“The Atomic City Girls” (William Morrow), by Janet Beard
Eager to escape life in the country, June Walker begins work at a top secret government community in Oak Ridge, Tennessee, during World War II. She sits at a machine 12 hours a day, having no clue what she’s helping to create. When author Janet Beard introduces her high-ranking love interest, June is shocked to learn that she’s one of “The Atomic City Girls.”
Hundreds of people work day and night to make sure the Oak Ridge facilities run like clockwork. Twenty-four-hour cafeterias, movie theaters and recreation halls help pass the time in the secret community, but thanks to strict security rules, employees are forbidden to speak about their daily tasks. Although they’re not on the front lines, the government assures them they are an integral part of World War II.

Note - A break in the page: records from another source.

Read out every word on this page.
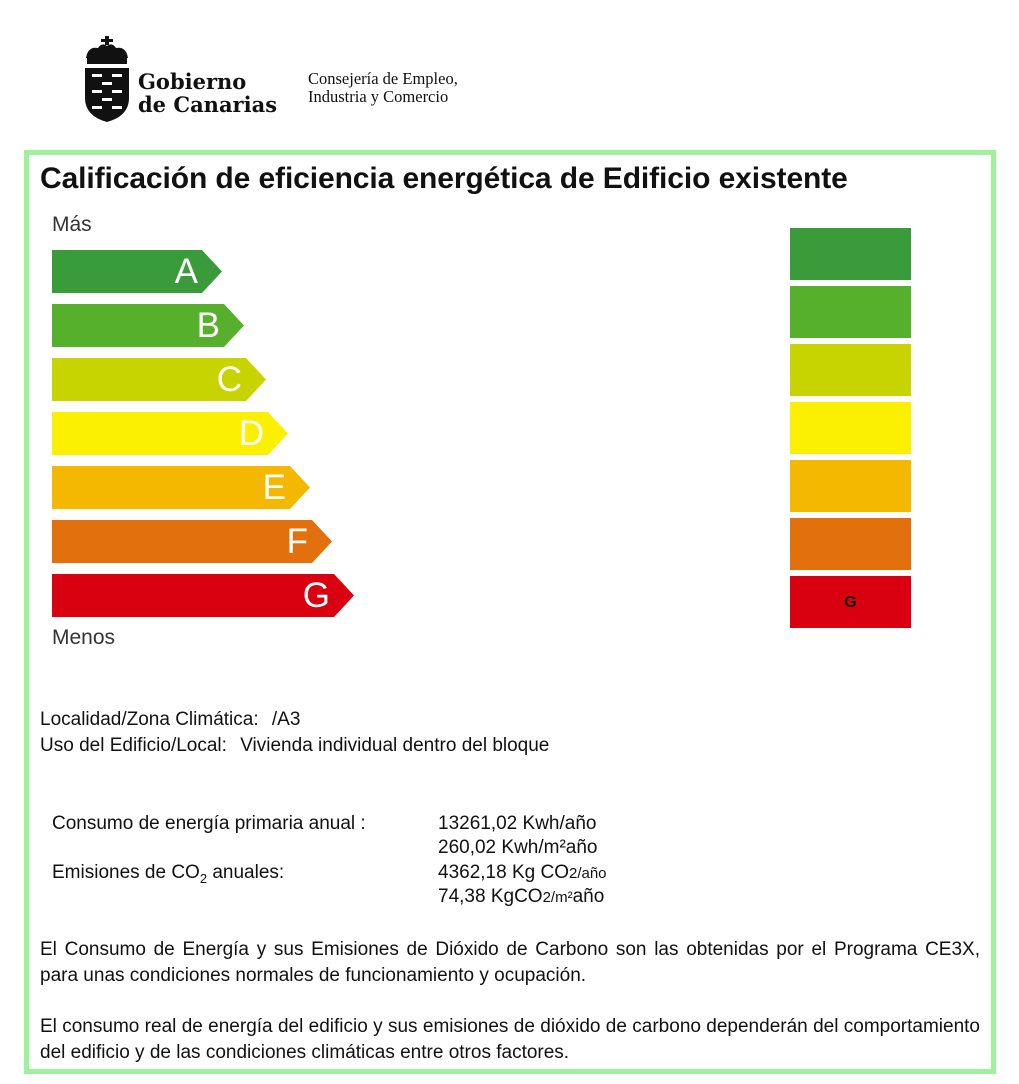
Gobierno
de Canarias
Consejería de Empleo,
Industria y Comercio
Calificación de eficiencia energética de Edificio existente
Más
Menos
A
B
C
D
E
F
G	G
Localidad/Zona Climática: /A3
Uso del Edificio/Local: Vivienda individual dentro del bloque
Consumo de energía primaria anual :	13261,02 Kwh/año
260,02 Kwh/m²año
Emisiones de $CO_2$ anuales:	4362,18 Kg CO2/año
74,38 KgCO2/m²año
El Consumo de Energía y sus Emisiones de Dióxido de Carbono son las obtenidas por el Programa CE3X, para unas condiciones normales de funcionamiento y ocupación.
El consumo real de energía del edificio y sus emisiones de dióxido de carbono dependerán del comportamiento del edificio y de las condiciones climáticas entre otros factores.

Sam Cantor is a Jewish physicist from New York, one of the few who knows exactly what’s going on in Oak Ridge. June finds his nervous demeanor endearing and it isn’t long before the two begin a long-term romance. After a night of dancing and drinking, Sam lets it slip that the entire community has been recruited to help win the war by building the atomic bomb.
June is fascinated and wants to learn more details, but Sam’s job could be at stake if anyone found out. June confesses that she’s impressed with the potential to “win” the war, but when Sam explains what an atomic bomb is capable of doing, June’s attitude changes.

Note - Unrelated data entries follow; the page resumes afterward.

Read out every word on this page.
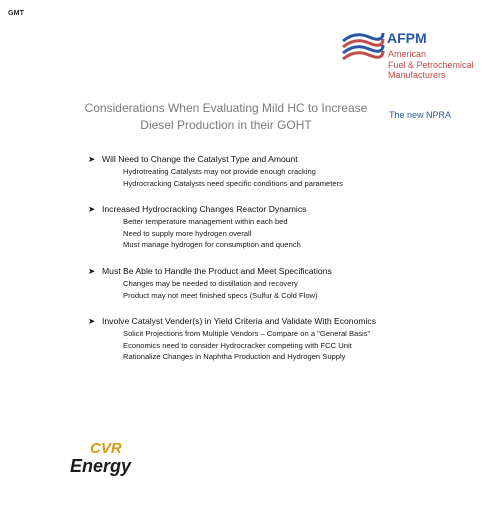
GMT
AFPM
American
Fuel & Petrochemical
Manufacturers
The new NPRA
Considerations When Evaluating Mild HC to Increase
Diesel Production in their GOHT
➤ Will Need to Change the Catalyst Type and Amount
Hydrotreating Catalysts may not provide enough cracking
Hydrocracking Catalysts need specific conditions and parameters
➤ Increased Hydrocracking Changes Reactor Dynamics
Better temperature management within each bed
Need to supply more hydrogen overall
Must manage hydrogen for consumption and quench
➤ Must Be Able to Handle the Product and Meet Specifications
Changes may be needed to distillation and recovery
Product may not meet finished specs (Sulfur & Cold Flow)
➤ Involve Catalyst Vender(s) in Yield Criteria and Validate With Economics
Solicit Projections from Multiple Vendors – Compare on a "General Basis"
Economics need to consider Hydrocracker competing with FCC Unit
Rationalize Changes in Naphtha Production and Hydrogen Supply
CVR
Energy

Joe Brewer is a black construction worker who made his way to Oak Ridge for one of the well-paying jobs. Equally oblivious to his surroundings, Joe wants to do nothing more than to stay out of trouble and do a good job. Unfortunately, a breach in security forces him to be directly placed in the middle of the spotlight with June.
“The Atomic City Girls” explores love, war and patriotism, forcing the reader to consider the devastating effects of Hiroshima. Once readers learn that Beard’s own aunt was one of the workers, the intimate knowledge and specific details of Oak Ridge come to life even more.